Moore v. Dempsey marked the beginning of combating prejudice through the legal system, with the federal government involving itself in the state criminal procedure for the first time, Burnett said.
This opened the door to the legal revolution for civil rights in the late 1950s and early 1960s “just a little crack,” Burnett said.
But perhaps the greatest result of the case was the prospect of change it created among African Americans.
The decision and the freeing of the last six of the Elaine 12 in June 1925 provided a sense of possibility in the Black community. The Black press heralded the victory, and the Black community rallied around NAACP.

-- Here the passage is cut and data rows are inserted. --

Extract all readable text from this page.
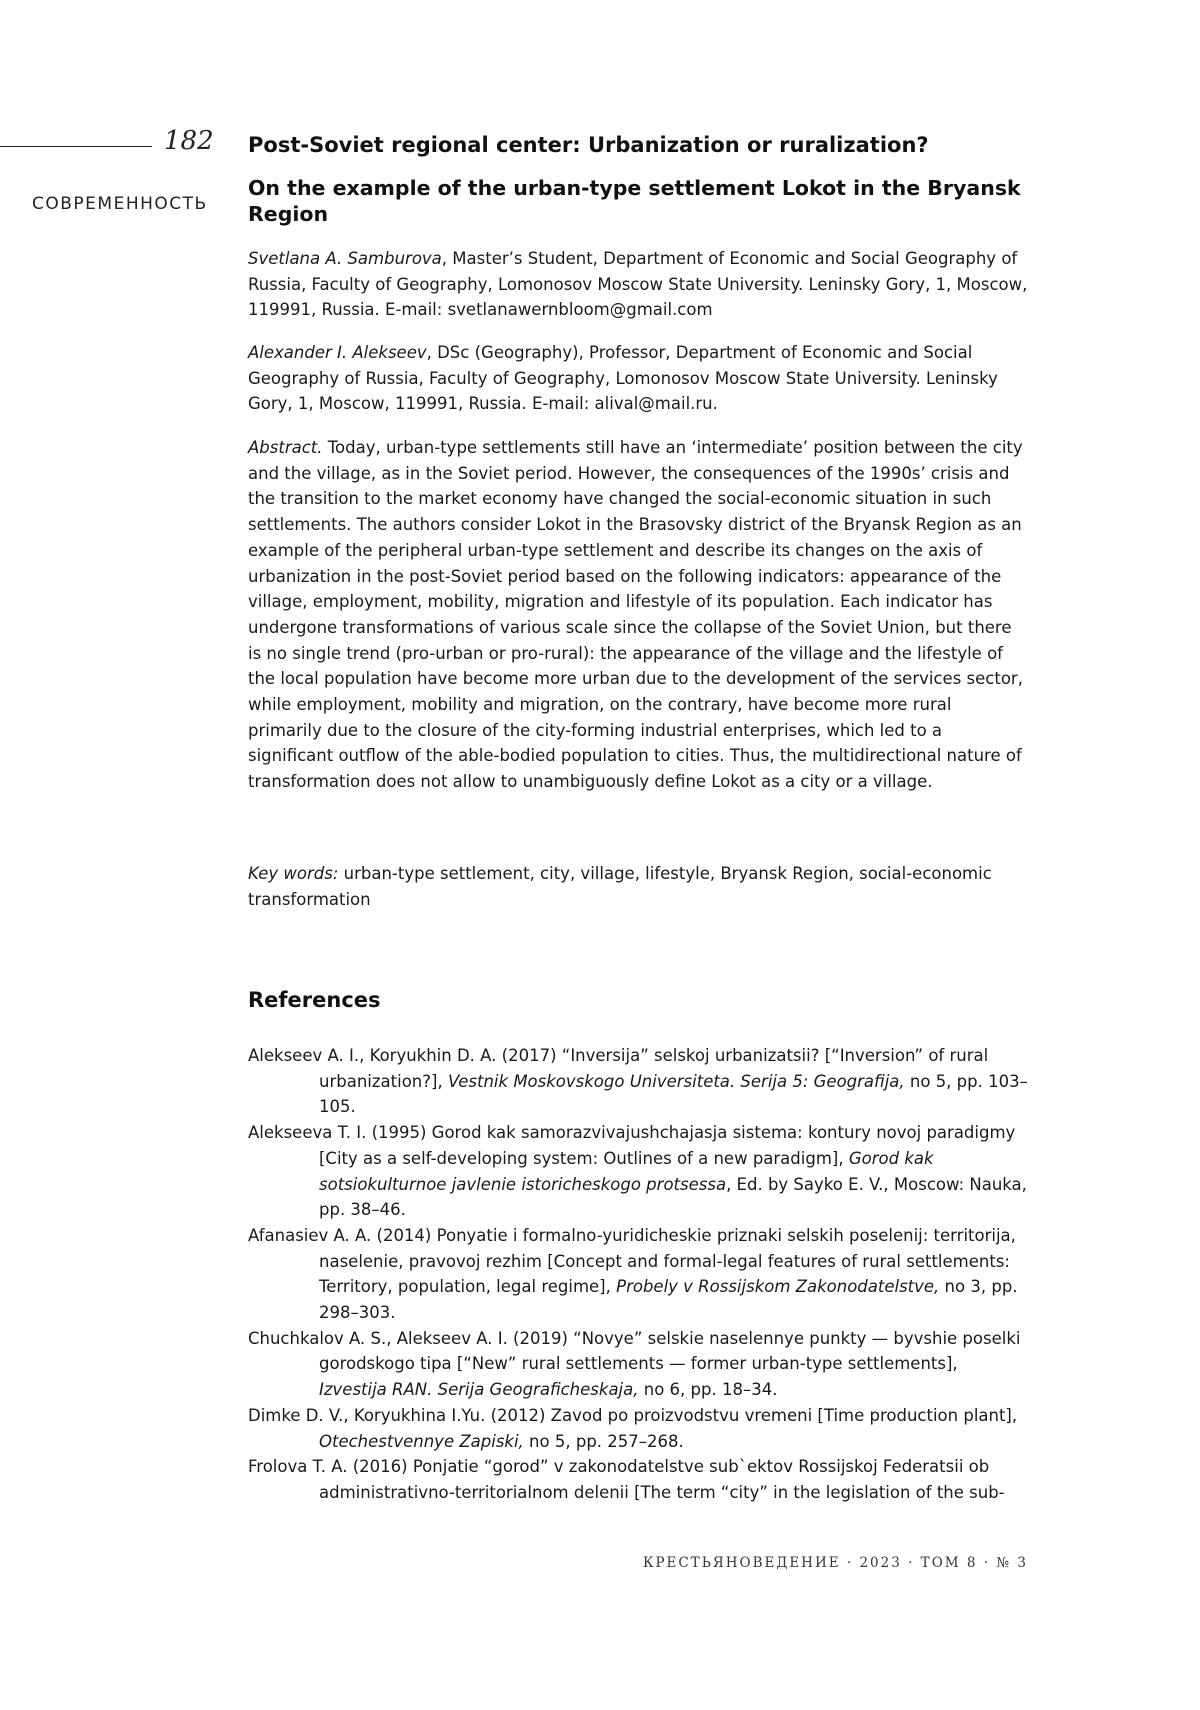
182
СОВРЕМЕННОСТЬ
Post-Soviet regional center: Urbanization or ruralization?
On the example of the urban-type settlement Lokot in the Bryansk Region
Svetlana A. Samburova, Master’s Student, Department of Economic and Social Geography of Russia, Faculty of Geography, Lomonosov Moscow State University. Leninsky Gory, 1, Moscow, 119991, Russia. E-mail: svetlanawernbloom@gmail.com
Alexander I. Alekseev, DSc (Geography), Professor, Department of Economic and Social Geography of Russia, Faculty of Geography, Lomonosov Moscow State University. Leninsky Gory, 1, Moscow, 119991, Russia. E-mail: alival@mail.ru.
Abstract. Today, urban-type settlements still have an ‘intermediate’ position between the city and the village, as in the Soviet period. However, the consequences of the 1990s’ crisis and the transition to the market economy have changed the social-economic situation in such settlements. The authors consider Lokot in the Brasovsky district of the Bryansk Region as an example of the peripheral urban-type settlement and describe its changes on the axis of urbanization in the post-Soviet period based on the following indicators: appearance of the village, employment, mobility, migration and lifestyle of its population. Each indicator has undergone transformations of various scale since the collapse of the Soviet Union, but there is no single trend (pro-urban or pro-rural): the appearance of the village and the lifestyle of the local population have become more urban due to the development of the services sector, while employment, mobility and migration, on the contrary, have become more rural primarily due to the closure of the city-forming industrial enterprises, which led to a significant outflow of the able-bodied population to cities. Thus, the multidirectional nature of transformation does not allow to unambiguously define Lokot as a city or a village.
Key words: urban-type settlement, city, village, lifestyle, Bryansk Region, social-economic transformation
References

Alekseev A. I., Koryukhin D. A. (2017) “Inversija” selskoj urbanizatsii? [“Inversion” of rural urbanization?], Vestnik Moskovskogo Universiteta. Serija 5: Geografija, no 5, pp. 103–105.

Alekseeva T. I. (1995) Gorod kak samorazvivajushchajasja sistema: kontury novoj paradigmy [City as a self-developing system: Outlines of a new paradigm], Gorod kak sotsiokulturnoe javlenie istoricheskogo protsessa, Ed. by Sayko E. V., Moscow: Nauka, pp. 38–46.

Afanasiev A. A. (2014) Ponyatie i formalno-yuridicheskie priznaki selskih poselenij: territorija, naselenie, pravovoj rezhim [Concept and formal-legal features of rural settlements: Territory, population, legal regime], Probely v Rossijskom Zakonodatelstve, no 3, pp. 298–303.

Chuchkalov A. S., Alekseev A. I. (2019) “Novye” selskie naselennye punkty — byvshie poselki gorodskogo tipa [“New” rural settlements — former urban-type settlements], Izvestija RAN. Serija Geograficheskaja, no 6, pp. 18–34.

Dimke D. V., Koryukhina I.Yu. (2012) Zavod po proizvodstvu vremeni [Time production plant], Otechestvennye Zapiski, no 5, pp. 257–268.

Frolova T. A. (2016) Ponjatie “gorod” v zakonodatelstve sub`ektov Rossijskoj Federatsii ob administrativno-territorialnom delenii [The term “city” in the legislation of the sub-

КРЕСТЬЯНОВЕДЕНИЕ · 2023 · ТОМ 8 · № 3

The Arkansas Survey, a Black newspaper based in Little Rock, wrote, “Scipio A. Jones, lawyer in charge of the defense in the Elaine case, has just brought that case to a successful conclusion. Not only do the colored people of Arkansas but all of the people of Arkansas owe to Judge Jones a debt of gratitude which they will never be able to pay to him personally.”
The Pittsburgh Courier wrote, “The decision of the Arkansas Supreme Court marks a real triumph, not only for the organizations which interested themselves so unsparingly, but for the entire race.”

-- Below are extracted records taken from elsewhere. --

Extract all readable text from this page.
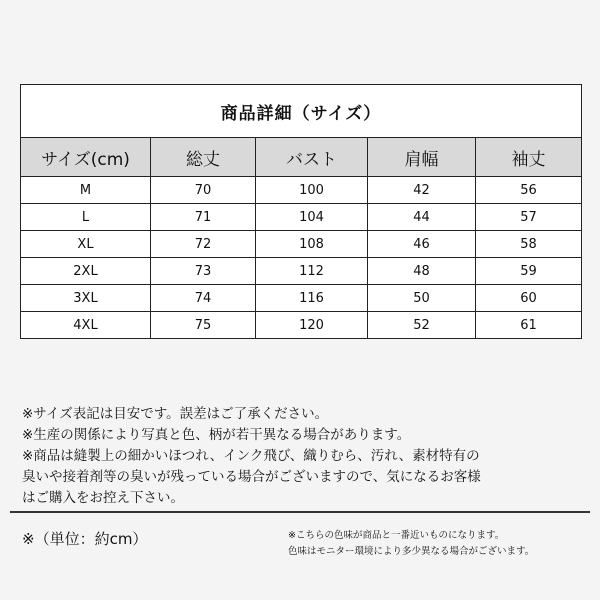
商品詳細（サイズ）				
サイズ(cm)	総丈	バスト	肩幅	袖丈
M	70	100	42	56
L	71	104	44	57
XL	72	108	46	58
2XL	73	112	48	59
3XL	74	116	50	60
4XL	75	120	52	61
※サイズ表記は目安です。誤差はご了承ください。
※生産の関係により写真と色、柄が若干異なる場合があります。
※商品は縫製上の細かいほつれ、インク飛び、織りむら、汚れ、素材特有の
臭いや接着剤等の臭いが残っている場合がございますので、気になるお客様
はご購入をお控え下さい。
※（単位：約cm）	※こちらの色味が商品と一番近いものになります。
色味はモニター環境により多少異なる場合がございます。
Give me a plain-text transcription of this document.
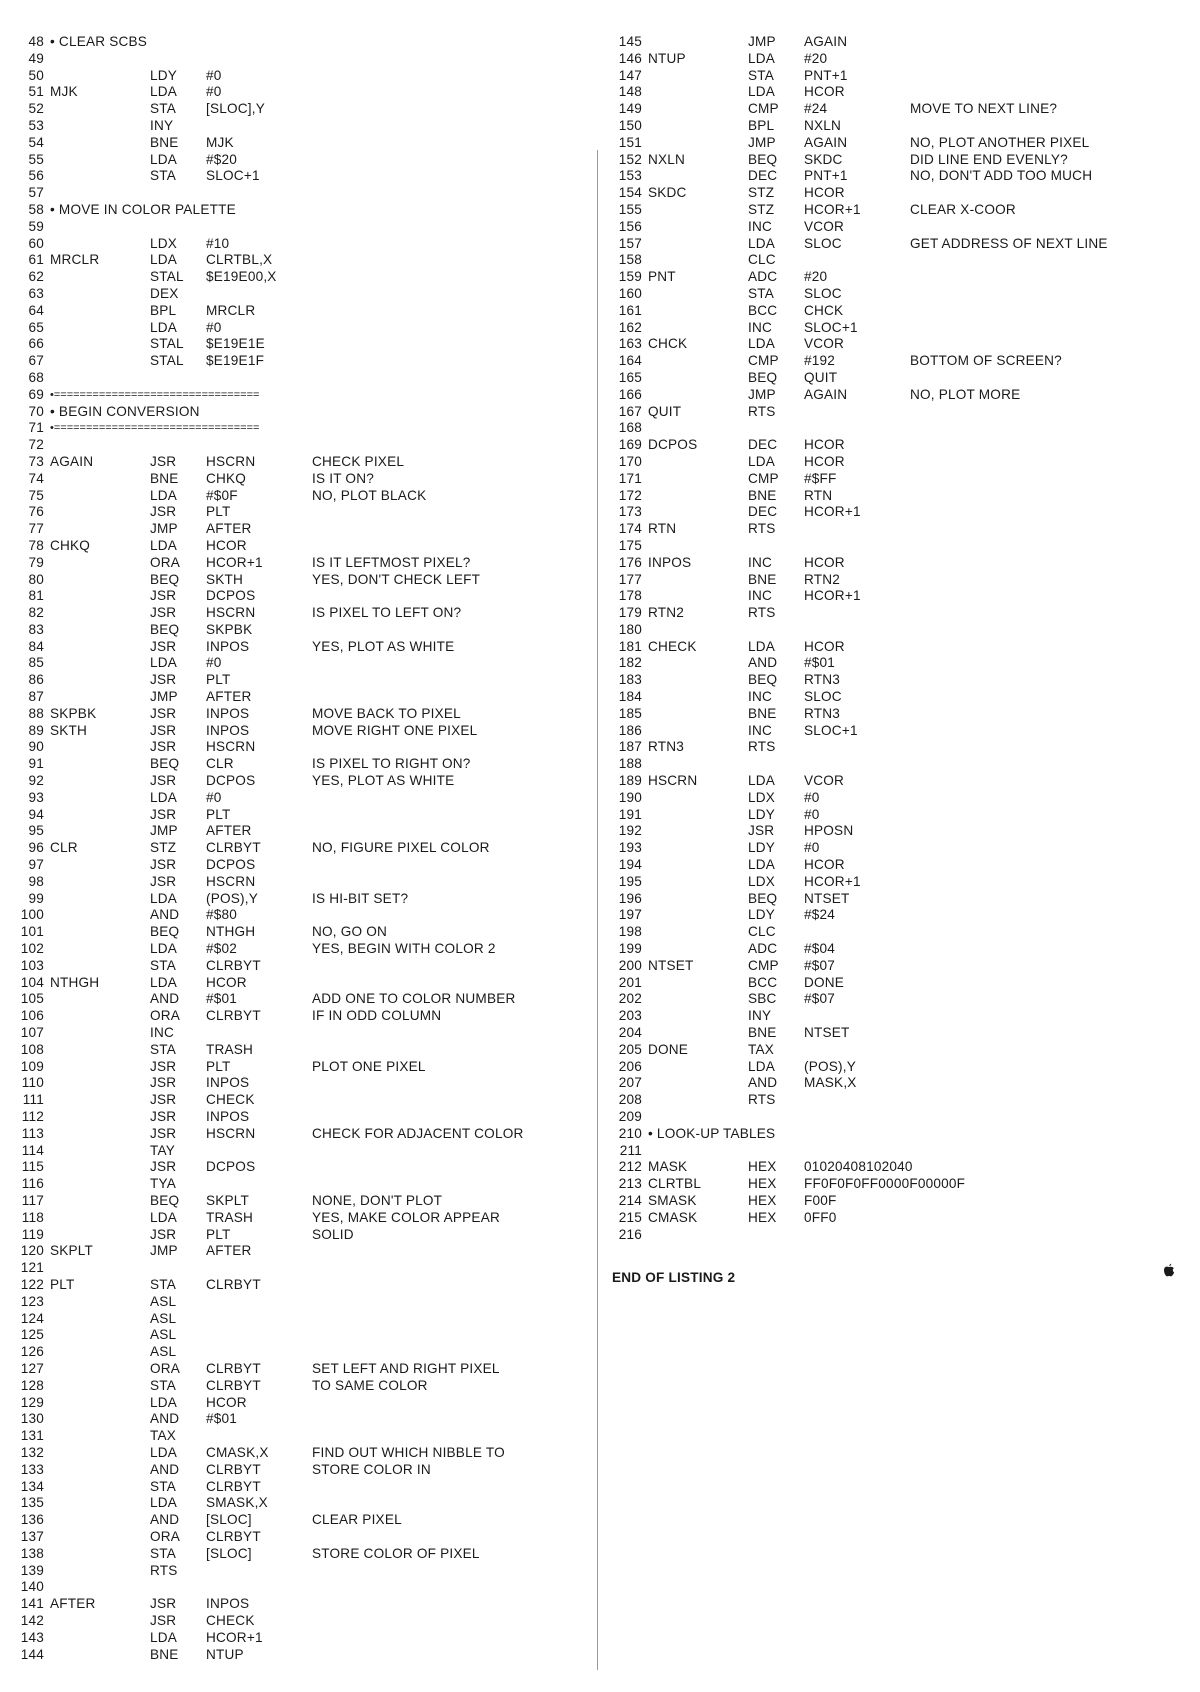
48 • CLEAR SCBS
49
50	LDY #0
51 MJK	LDA #0
52	STA [SLOC],Y
53	INY
54	BNE MJK
55	LDA #$20
56	STA SLOC+1
57
58 • MOVE IN COLOR PALETTE
59
60	LDX #10
61 MRCLR	LDA CLRTBL,X
62	STAL $E19E00,X
63	DEX
64	BPL MRCLR
65	LDA #0
66	STAL $E19E1E
67	STAL $E19E1F
68
69 •================================
70 • BEGIN CONVERSION
71 •================================
72
73 AGAIN	JSR HSCRN	CHECK PIXEL
74	BNE CHKQ	IS IT ON?
75	LDA #$0F	NO, PLOT BLACK
76	JSR PLT
77	JMP AFTER
78 CHKQ	LDA HCOR
79	ORA HCOR+1	IS IT LEFTMOST PIXEL?
80	BEQ SKTH	YES, DON'T CHECK LEFT
81	JSR DCPOS
82	JSR HSCRN	IS PIXEL TO LEFT ON?
83	BEQ SKPBK
84	JSR INPOS	YES, PLOT AS WHITE
85	LDA #0
86	JSR PLT
87	JMP AFTER
88 SKPBK	JSR INPOS	MOVE BACK TO PIXEL
89 SKTH	JSR INPOS	MOVE RIGHT ONE PIXEL
90	JSR HSCRN
91	BEQ CLR	IS PIXEL TO RIGHT ON?
92	JSR DCPOS	YES, PLOT AS WHITE
93	LDA #0
94	JSR PLT
95	JMP AFTER
96 CLR	STZ CLRBYT	NO, FIGURE PIXEL COLOR
97	JSR DCPOS
98	JSR HSCRN
99	LDA (POS),Y	IS HI-BIT SET?
100	AND #$80
101	BEQ NTHGH	NO, GO ON
102	LDA #$02	YES, BEGIN WITH COLOR 2
103	STA CLRBYT
104 NTHGH	LDA HCOR
105	AND #$01	ADD ONE TO COLOR NUMBER
106	ORA CLRBYT	IF IN ODD COLUMN
107	INC
108	STA TRASH
109	JSR PLT	PLOT ONE PIXEL
110	JSR INPOS
111	JSR CHECK
112	JSR INPOS
113	JSR HSCRN	CHECK FOR ADJACENT COLOR
114	TAY
115	JSR DCPOS
116	TYA
117	BEQ SKPLT	NONE, DON'T PLOT
118	LDA TRASH	YES, MAKE COLOR APPEAR
119	JSR PLT	SOLID
120 SKPLT	JMP AFTER
121
122 PLT	STA CLRBYT
123	ASL
124	ASL
125	ASL
126	ASL
127	ORA CLRBYT	SET LEFT AND RIGHT PIXEL
128	STA CLRBYT	TO SAME COLOR
129	LDA HCOR
130	AND #$01
131	TAX
132	LDA CMASK,X	FIND OUT WHICH NIBBLE TO
133	AND CLRBYT	STORE COLOR IN
134	STA CLRBYT
135	LDA SMASK,X
136	AND [SLOC]	CLEAR PIXEL
137	ORA CLRBYT
138	STA [SLOC]	STORE COLOR OF PIXEL
139	RTS
140
141 AFTER	JSR INPOS
142	JSR CHECK
143	LDA HCOR+1
144	BNE NTUP
145	JMP AGAIN
146 NTUP	LDA #20
147	STA PNT+1
148	LDA HCOR
149	CMP #24	MOVE TO NEXT LINE?
150	BPL NXLN
151	JMP AGAIN	NO, PLOT ANOTHER PIXEL
152 NXLN	BEQ SKDC	DID LINE END EVENLY?
153	DEC PNT+1	NO, DON'T ADD TOO MUCH
154 SKDC	STZ HCOR
155	STZ HCOR+1	CLEAR X-COOR
156	INC VCOR
157	LDA SLOC	GET ADDRESS OF NEXT LINE
158	CLC
159 PNT	ADC #20
160	STA SLOC
161	BCC CHCK
162	INC SLOC+1
163 CHCK	LDA VCOR
164	CMP #192	BOTTOM OF SCREEN?
165	BEQ QUIT
166	JMP AGAIN	NO, PLOT MORE
167 QUIT	RTS
168
169 DCPOS	DEC HCOR
170	LDA HCOR
171	CMP #$FF
172	BNE RTN
173	DEC HCOR+1
174 RTN	RTS
175
176 INPOS	INC HCOR
177	BNE RTN2
178	INC HCOR+1
179 RTN2	RTS
180
181 CHECK	LDA HCOR
182	AND #$01
183	BEQ RTN3
184	INC SLOC
185	BNE RTN3
186	INC SLOC+1
187 RTN3	RTS
188
189 HSCRN	LDA VCOR
190	LDX #0
191	LDY #0
192	JSR HPOSN
193	LDY #0
194	LDA HCOR
195	LDX HCOR+1
196	BEQ NTSET
197	LDY #$24
198	CLC
199	ADC #$04
200 NTSET	CMP #$07
201	BCC DONE
202	SBC #$07
203	INY
204	BNE NTSET
205 DONE	TAX
206	LDA (POS),Y
207	AND MASK,X
208	RTS
209
210 • LOOK-UP TABLES
211
212 MASK	HEX 01020408102040
213 CLRTBL	HEX FF0F0F0FF0000F00000F
214 SMASK	HEX F00F
215 CMASK	HEX 0FF0
216
END OF LISTING 2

Letters poured into the NAACP offices from African Americans all over the country, from “school teachers, doctors, lawyers, who are in support of the efforts that are being made by the NAACP,” Mitchell said.
White Americans also offered their praise and support.
“With you, I rejoice in the conclusion,” wrote Dr. Charles F. Thwing, the president of Case Western Reserve University in Cleveland. “I am glad to help in the future according to my little ability. Of course, my little ability is no measure of my deep interest.”
With its national status elevated, the NAACP became hope for African Americans across the country.
But for the Elaine 12, there was no celebration.
Much remains unknown about what happened to the men after they were freed from prison, though descendants and historians have attempted to fill in the gaps.
Through his research at the University of Arkansas, Mitchell has pulled a variety of records, death certificates and other sources together and traced what happened to six of the 12 men.
Mitchell said his research showed some moved to Illinois, Louisiana and Missouri. Some of their wives moved on and remarried while they were imprisoned. Others waited for their husbands to return home. The majority died very shortly after being freed, he said.
Lisa Hicks-Gilbert is a descendant of Ed and Frank Hicks, two of the men sentenced to death. Hicks-Gilbert, a 53-year-old freelance paralegal who is the great-great granddaughter of Ed Hicks, said the two brothers took different paths after they were released.
Frank moved to Illinois, she said. Ed stayed in Arkansas. She said the two never spoke to each other again. The family believes Frank changed his name and died childless, according to Hicks-Gilbert.
All of the men, despite going their separate ways, had one thing in common. Despite their victories in the U.S. Supreme Court and the Arkansas Supreme Court, they were still found criminally responsible for crimes during the Elaine Massacre under Arkansas state law.
Mitchell explained that when the publicity surrounding the cases became too much, Arkansas Gov. Thomas McRae granted the men clemency. They freed the men but did not clear their records.
Hicks-Gilberts, along with other organizations, has tried to win exonerations for the 122 convicted men, but the state has rejected their efforts.
Although the state has made efforts to memorialize Ed Hicks by offering to put a marker on his grave, Hicks-Gilbert said the family wished the state spent the same energy to exonerate the convicted men.
“Until this state does what is right, then a marker to them is an insult,” she said. “Take that time and free us.”